Diffusion-Aided Bandwidth-Efficient Semantic Communication with Adaptive Requests
Abstract
Semantic communication focuses on conveying the intrinsic meaning of data rather than its raw symbolic representation. For visual content, this paradigm shifts from traditional pixel-level transmission toward leveraging the semantic structure of images to communicate visual meaning. Existing approaches generally follow one of two paths: transmitting only text descriptions, which often fail to capture precise spatial layouts and fine-grained appearance details; or transmitting text alongside dense latent visual features, which tends to introduce substantial semantic redundancy. A key challenge, therefore, is to reduce semantic redundancy while preserving semantic understanding and visual fidelity, thereby improving overall transmission efficiency.
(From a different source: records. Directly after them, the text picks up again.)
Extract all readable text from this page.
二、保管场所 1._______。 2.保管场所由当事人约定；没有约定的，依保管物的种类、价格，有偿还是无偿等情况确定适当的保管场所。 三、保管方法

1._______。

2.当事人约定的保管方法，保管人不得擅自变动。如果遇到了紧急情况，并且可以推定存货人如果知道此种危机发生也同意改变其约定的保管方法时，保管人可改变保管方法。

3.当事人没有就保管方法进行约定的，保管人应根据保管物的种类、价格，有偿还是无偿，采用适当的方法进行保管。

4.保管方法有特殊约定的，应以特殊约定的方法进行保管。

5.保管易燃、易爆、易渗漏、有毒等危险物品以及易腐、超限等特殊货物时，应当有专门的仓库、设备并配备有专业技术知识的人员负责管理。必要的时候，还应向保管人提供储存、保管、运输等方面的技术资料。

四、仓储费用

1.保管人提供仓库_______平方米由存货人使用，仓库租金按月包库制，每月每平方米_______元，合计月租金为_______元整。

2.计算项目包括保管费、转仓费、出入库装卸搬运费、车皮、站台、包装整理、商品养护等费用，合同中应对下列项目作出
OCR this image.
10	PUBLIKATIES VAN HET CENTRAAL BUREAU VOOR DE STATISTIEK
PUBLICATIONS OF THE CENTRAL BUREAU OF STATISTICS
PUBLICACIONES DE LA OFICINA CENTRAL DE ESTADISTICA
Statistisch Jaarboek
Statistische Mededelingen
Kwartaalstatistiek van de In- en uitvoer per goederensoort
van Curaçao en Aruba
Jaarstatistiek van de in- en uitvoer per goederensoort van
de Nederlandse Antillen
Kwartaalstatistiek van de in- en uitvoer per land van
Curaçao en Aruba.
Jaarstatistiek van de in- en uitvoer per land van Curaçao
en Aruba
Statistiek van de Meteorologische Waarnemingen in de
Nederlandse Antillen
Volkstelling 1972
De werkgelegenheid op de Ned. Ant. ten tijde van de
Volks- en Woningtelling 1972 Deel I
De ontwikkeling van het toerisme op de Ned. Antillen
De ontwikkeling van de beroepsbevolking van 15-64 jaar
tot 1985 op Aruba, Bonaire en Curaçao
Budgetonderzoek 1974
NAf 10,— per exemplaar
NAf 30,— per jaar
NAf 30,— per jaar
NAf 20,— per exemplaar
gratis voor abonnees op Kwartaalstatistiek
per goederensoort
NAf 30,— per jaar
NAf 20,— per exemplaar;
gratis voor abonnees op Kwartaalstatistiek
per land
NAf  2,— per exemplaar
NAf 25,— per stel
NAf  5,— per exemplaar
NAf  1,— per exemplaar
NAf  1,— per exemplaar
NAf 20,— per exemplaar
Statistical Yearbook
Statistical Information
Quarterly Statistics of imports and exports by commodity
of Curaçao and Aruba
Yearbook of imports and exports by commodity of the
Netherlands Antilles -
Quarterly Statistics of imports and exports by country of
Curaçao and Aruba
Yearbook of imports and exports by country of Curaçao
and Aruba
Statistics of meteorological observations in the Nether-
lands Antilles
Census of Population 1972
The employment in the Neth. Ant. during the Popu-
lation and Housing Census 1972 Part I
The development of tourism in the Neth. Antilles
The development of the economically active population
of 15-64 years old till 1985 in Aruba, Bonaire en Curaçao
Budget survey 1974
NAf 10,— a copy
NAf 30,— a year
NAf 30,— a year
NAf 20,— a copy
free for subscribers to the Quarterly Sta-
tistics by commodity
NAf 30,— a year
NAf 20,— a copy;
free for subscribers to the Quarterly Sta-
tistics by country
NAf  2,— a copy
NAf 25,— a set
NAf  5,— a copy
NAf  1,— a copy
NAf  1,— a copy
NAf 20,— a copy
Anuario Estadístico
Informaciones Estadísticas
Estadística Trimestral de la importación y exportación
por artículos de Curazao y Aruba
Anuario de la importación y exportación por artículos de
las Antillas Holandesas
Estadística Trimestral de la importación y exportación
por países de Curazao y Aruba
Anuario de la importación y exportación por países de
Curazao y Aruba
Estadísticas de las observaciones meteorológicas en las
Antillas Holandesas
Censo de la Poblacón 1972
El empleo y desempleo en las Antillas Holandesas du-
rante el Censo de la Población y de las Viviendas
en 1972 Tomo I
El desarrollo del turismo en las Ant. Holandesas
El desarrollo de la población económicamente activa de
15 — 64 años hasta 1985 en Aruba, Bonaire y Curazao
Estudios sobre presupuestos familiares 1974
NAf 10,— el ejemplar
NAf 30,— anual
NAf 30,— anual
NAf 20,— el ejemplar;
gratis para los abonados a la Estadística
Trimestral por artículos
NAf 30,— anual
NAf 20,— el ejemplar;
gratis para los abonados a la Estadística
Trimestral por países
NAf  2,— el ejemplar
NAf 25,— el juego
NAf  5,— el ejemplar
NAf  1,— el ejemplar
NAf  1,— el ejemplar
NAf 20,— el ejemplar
This paper introduces a diffusion-based semantic communication framework with adaptive retransmission. The system transmits concise text descriptions together with a limited set of key latent visual features, and employs a diffusion-based inpainting model to reconstruct the image. A receiver-side semantic consistency mechanism is designed to evaluate the alignment between the reconstructed image and the original text description. When a semantic discrepancy is detected, the receiver triggers a retransmission to request a small set of additional latent blocks and refine the image reconstruction. This approach significantly reduces bandwidth usage while preserving high semantic accuracy, achieving an efficient balance between reconstruction quality and transmission overhead.